Le départ de back-office vers des localisations présentant des coûts moindres vient s’ajouter à la mise en place de directives. On assiste donc à une spécialisation accrue des recrutements pour les années à venir, non sans un certain effet pervers. « Par le passé, nous recrutions de nombreux comptables fonds, note Nathalie Delebois. La forte demande de l’époque de la part des entreprises a entraîné les salaires vers le haut. Nous nous sommes donc retrouvés avec un back-office important affichant des salaires élevés. » Si les recrutements en back-office sont terminés en raison du départ à l’étranger, le recrutement de fonctions de coordination des équipes à l’étranger depuis Luxembourg est toujours possible.

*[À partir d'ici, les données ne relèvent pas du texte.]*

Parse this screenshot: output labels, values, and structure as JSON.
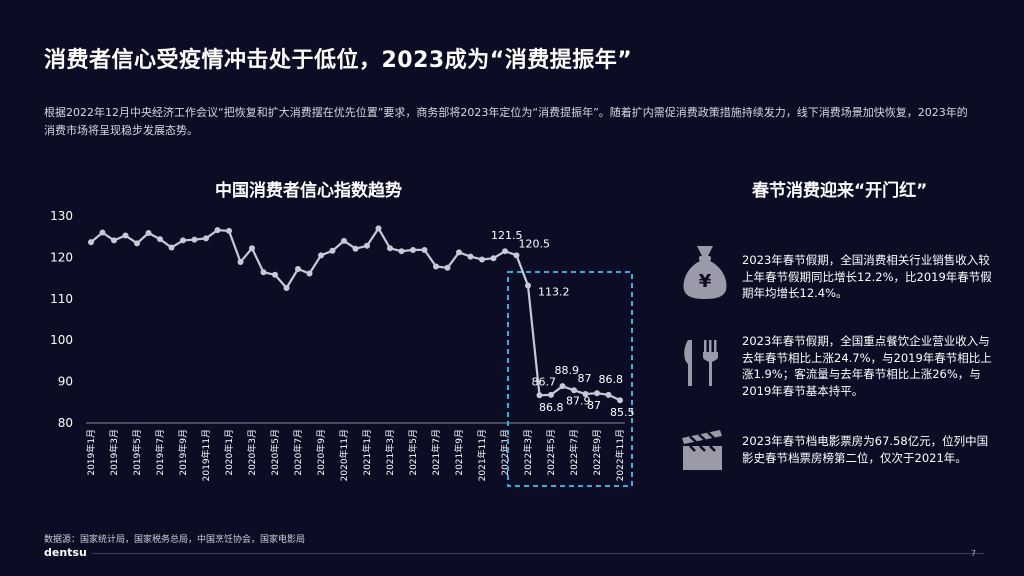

La spécialisation des profils est par ailleurs en adéquation avec les besoins de la clientèle en termes d’optimisation patrimoniale. « Nous notons clairement une migration vers la valeur ajoutée des profils, précise Ben Lyon. L’époque où l’on pouvait percer dans des fonctions administratives sans diplôme est révolue. » Une tendance qui concerne les fonds, mais aussi les banques et les services financiers d’une manière générale. « Nous passons d’une organisation pyramidale à celle d’un diamant. » Les asset managers, wealth planers ou autres experts disposant des connaissances successorales cumulées aux aspects fiscaux sont ainsi recherchés.
Recherche : conducting officer
Un autre métier apparaît comme étant de plus en plus indispensable à la conduite d’activités au sein des fonds d’investissement : celui de risk manager et / ou conducting officer. La législation déployée explique, dans ce cas également, ce besoin. Dans une circulaire datant du 24 octobre 2012, la Commission de surveillance du secteur financier (CSSF) indiquait que les sociétés de gestion luxembourgeoises chargées de gérer des organismes de placement collectif en valeurs mobilières (OPCVM) devaient disposer d’au moins deux conducting officers.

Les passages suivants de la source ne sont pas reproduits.